Medical students in Australia would like to have you believe that there are a few medical schools that somehow have some additional kudos. There are a few "Sandstone" universities, such as the University of Melbourne, University of Sydney etc. that are as close to venerable as you get in this young country. Generally I find this rather laughable, "After all", I would say "its not like its Harvard or anything."
Even here in Australia, Harvard has a mystique. Oooh, Harvard, the best and the brightest, the pinnacle of medicine.
Then I recieved a flyer advertising a series of speaking engagements here in Australia by one Harvard Medical faculty member, Aaron Bernstein MD, who is speaking about the health effects of climate change and biodiversity loss. He seemed familiar somehow, then I realised he had
annoyed me before. I had previously encountered the work of Dr. Bernstein, who is a paediatrician, when he was recommending that we tell the parents of sick children that they need to reduce their carbon footprint. Given my time-poor lifestyle at the moment, it turned out that I had missed the deeper significance of his work and his status in the climate change alarmism sphere. That was remiss of me, so allow me to address it now.
Bernstein is speaking at a few engagements in Australia, including the upcoming
"Healthy Parks, Healthy People" congress in Melbourne, where he keynotes with other famous faces such as Tim Flannery (who clearly wasn't embarassed enough by chairing the Copenhagen Climate Council to go away on sabbatical indefinitely, as we had hoped).
Turns out Dr.

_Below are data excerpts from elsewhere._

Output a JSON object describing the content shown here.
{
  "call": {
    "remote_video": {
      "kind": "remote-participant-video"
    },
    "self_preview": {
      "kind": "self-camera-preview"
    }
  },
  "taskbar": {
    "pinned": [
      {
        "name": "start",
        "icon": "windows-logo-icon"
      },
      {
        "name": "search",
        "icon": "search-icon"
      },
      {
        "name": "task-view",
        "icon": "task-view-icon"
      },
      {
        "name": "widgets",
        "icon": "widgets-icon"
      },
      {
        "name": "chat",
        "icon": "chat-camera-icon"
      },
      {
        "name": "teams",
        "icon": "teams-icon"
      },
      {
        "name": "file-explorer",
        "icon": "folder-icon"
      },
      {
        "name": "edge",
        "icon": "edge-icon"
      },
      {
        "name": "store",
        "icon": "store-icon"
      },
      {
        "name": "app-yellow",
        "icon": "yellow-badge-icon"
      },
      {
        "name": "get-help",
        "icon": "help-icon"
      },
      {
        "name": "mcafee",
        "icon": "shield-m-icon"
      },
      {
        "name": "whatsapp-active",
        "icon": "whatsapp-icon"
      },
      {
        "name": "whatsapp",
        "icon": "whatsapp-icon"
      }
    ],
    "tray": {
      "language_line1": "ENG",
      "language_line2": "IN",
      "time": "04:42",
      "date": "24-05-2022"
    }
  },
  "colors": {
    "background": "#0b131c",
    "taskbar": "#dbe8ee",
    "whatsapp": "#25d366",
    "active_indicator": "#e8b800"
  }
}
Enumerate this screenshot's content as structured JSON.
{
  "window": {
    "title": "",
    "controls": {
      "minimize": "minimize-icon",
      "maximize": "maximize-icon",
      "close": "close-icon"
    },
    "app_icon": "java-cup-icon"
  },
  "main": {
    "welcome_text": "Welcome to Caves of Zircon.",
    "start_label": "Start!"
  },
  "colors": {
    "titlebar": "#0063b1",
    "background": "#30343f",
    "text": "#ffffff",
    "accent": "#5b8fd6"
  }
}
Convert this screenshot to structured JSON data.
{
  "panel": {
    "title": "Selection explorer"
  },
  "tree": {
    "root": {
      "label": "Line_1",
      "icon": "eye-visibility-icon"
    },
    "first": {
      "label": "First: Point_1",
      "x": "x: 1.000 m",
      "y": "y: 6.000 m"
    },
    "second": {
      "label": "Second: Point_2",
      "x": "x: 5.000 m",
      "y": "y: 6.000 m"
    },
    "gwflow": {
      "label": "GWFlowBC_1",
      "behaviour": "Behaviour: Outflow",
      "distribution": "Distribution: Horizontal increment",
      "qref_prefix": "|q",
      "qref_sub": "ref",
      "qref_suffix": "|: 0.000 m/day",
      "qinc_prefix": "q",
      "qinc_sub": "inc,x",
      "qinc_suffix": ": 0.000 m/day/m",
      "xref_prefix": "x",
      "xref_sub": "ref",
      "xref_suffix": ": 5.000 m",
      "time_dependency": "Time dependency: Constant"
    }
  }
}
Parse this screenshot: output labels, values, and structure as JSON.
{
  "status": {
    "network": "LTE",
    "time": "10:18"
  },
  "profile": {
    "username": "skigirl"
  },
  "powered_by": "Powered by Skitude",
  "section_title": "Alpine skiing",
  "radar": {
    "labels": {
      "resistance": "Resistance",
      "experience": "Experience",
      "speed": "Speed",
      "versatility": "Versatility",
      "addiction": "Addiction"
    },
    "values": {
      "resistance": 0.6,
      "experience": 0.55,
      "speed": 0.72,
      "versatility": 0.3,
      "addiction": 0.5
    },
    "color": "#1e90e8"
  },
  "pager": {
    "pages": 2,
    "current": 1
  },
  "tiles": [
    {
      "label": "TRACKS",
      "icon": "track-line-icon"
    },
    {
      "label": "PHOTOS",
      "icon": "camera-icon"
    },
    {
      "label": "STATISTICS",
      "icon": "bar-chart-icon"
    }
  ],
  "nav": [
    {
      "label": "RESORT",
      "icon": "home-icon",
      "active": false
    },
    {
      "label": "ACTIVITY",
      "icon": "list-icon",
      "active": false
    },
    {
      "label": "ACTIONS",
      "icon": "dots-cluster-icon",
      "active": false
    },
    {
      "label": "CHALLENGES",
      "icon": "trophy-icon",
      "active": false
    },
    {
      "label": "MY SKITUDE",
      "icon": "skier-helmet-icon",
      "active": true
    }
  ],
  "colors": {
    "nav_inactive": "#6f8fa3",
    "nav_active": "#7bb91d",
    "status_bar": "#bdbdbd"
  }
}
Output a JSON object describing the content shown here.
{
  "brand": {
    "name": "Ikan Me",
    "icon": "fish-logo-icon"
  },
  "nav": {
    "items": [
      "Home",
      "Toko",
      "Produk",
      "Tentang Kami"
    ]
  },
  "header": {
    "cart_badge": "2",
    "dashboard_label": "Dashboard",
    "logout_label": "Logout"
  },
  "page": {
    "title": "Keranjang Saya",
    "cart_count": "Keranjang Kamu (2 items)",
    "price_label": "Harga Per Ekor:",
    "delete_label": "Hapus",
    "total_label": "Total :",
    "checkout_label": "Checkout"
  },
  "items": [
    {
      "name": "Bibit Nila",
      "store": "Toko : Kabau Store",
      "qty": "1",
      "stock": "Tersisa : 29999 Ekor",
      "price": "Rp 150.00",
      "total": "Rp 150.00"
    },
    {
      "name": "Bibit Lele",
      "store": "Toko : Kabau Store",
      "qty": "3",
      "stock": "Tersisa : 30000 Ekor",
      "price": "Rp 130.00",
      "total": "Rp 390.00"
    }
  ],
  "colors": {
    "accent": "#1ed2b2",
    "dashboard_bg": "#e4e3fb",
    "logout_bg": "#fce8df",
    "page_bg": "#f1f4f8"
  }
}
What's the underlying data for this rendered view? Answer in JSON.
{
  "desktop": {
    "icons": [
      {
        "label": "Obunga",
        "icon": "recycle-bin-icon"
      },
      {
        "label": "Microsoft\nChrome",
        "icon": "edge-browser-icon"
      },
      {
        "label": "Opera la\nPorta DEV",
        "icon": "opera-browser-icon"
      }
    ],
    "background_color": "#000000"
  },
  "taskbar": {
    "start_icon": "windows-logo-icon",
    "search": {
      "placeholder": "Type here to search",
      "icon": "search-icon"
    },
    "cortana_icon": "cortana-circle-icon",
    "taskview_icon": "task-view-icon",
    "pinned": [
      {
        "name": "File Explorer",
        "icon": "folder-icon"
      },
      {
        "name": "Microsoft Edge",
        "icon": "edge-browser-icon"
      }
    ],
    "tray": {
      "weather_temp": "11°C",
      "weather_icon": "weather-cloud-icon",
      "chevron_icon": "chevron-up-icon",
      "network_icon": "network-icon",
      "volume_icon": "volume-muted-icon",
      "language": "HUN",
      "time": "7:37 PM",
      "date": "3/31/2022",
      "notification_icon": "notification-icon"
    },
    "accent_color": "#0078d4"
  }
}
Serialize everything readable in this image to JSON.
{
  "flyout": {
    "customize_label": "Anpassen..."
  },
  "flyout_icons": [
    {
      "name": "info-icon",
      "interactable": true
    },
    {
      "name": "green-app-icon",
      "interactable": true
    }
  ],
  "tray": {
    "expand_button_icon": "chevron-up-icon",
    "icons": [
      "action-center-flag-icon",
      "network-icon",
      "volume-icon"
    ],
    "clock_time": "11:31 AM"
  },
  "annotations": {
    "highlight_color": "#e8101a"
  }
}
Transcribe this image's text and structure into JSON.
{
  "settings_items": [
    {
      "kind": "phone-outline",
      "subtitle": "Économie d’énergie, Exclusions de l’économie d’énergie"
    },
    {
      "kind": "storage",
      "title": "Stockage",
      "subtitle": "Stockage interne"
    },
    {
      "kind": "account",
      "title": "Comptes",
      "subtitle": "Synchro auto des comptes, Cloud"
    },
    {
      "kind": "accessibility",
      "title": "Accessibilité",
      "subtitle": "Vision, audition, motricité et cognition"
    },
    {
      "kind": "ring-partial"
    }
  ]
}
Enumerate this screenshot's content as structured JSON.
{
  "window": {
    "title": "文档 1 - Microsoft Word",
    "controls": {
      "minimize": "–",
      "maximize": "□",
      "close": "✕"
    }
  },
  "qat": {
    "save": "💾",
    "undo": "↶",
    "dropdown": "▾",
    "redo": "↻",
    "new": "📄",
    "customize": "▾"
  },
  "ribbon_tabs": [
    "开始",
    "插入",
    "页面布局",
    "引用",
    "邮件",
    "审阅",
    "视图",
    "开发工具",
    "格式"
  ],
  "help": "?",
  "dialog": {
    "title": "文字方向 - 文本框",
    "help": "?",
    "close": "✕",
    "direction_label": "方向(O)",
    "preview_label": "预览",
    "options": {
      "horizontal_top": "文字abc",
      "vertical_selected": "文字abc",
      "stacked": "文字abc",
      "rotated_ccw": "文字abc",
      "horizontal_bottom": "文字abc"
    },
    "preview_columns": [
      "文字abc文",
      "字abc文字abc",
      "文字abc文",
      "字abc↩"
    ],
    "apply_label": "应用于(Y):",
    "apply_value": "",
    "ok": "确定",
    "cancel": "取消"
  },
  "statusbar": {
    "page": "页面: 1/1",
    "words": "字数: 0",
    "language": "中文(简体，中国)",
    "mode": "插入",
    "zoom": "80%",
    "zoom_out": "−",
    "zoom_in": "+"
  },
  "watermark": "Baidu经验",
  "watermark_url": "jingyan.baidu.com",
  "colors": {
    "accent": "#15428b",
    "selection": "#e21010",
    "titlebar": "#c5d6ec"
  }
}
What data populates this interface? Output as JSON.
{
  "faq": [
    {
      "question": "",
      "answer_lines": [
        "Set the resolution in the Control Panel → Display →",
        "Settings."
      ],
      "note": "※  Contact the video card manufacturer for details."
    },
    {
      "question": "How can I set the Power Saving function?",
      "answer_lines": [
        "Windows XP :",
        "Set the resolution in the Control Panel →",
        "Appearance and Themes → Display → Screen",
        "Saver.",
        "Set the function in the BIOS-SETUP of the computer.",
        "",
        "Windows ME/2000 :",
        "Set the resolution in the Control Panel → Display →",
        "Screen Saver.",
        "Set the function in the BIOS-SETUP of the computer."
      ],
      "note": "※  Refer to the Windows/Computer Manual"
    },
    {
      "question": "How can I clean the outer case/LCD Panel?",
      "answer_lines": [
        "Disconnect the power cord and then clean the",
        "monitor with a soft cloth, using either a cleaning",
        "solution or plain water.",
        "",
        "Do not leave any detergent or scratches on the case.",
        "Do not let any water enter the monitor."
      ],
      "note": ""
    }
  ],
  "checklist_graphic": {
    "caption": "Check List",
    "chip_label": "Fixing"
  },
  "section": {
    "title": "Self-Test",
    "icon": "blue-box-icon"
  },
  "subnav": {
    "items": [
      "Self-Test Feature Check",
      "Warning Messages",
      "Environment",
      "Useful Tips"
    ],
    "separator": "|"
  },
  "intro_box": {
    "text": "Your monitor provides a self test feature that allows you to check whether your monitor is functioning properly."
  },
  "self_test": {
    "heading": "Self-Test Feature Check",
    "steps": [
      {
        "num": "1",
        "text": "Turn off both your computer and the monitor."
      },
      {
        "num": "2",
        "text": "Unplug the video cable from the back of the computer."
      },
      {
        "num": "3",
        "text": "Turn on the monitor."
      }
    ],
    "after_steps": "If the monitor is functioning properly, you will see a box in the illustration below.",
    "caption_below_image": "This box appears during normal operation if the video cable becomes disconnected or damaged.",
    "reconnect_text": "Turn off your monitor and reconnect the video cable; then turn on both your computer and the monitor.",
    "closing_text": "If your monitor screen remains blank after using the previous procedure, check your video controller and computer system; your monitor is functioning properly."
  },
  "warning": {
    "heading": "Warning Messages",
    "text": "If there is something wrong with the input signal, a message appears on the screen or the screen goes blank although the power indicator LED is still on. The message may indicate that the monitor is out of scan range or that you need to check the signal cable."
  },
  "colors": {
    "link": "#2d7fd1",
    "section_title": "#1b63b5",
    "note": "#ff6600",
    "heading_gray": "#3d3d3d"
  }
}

Bernstein is a best selling co-author of
'Sustaining Life: How Human Health Depends on Biodiversity', which earned praise from Al The Gore-acle himself. In Dr. Bernstein's words "...we are living at a time of rapid depletion of biodiversity, one of the most extreme in Earth's history." Which is interesting, because I always thought that the biggest mass extinction we know about in Earth's history was the Permian-Triassic extinction 250 million years ago, where 90% of life went bosoms up. Closely followed by the end-Cretaceous extinction where around 85% of all species died (bye bye T Rex).
Anyway, Bernstein is also the course director of the Harvard medical program Human Health and Global Environmental Change, which "...examines the human health consequences of global environmental change, with an emphasis on climate change and biodiversity loss". And here was me thinking
I had to learn a whole bunch of useless stuff in my public health class.
Apparently its OK to turn out cohorts of medical students who can't confidently auscultate a heart murmur or perform a pap smear, but who have been tutored extensively in
fisheries management by such "luminaries" as Carl Safina from the Blue Ocean Institute. Just in case you were confused by the words "fisheries management", Carl Safina doesn't really want fisheries "managed", he would prefer that they were stopped altogether and locked up in Marine Protected Areas. To prove this, I discovered that he is also a fellow of the Pew Environmental Group, who are well known for
eradicating coastal economies and fishermen's livelihoods and now want to lock-up Australia's virtually un-utilised fisheries (see Jenifer Marohassy's article on the topic
here)
If that wasn't enough to make you dubious about Carl Safina, perhaps I should also note that he wrote a new Forward to Rachel "Silent Spring" Carson's book
The Sea Around Us. The Blue Ocean Institue is also responsible for FishPhone, which is apparently a "sustainable seafood text messaging service", and they also run a
novel program combatting the effects of climate change called the Friendship Collaborative, which "brings together scientists and evangelical Christian leaders in face-to-face conversations about climate change and our collective moral responsibility to care for creation." No news yet on how thats working out for them or creation.
In any case, why are medical students sitting through a series of lectures in topics such as this? Do they honestly have that much time on their hands over at Harvard that they cant think of something else they should probably be doing instead? Like seeing patients?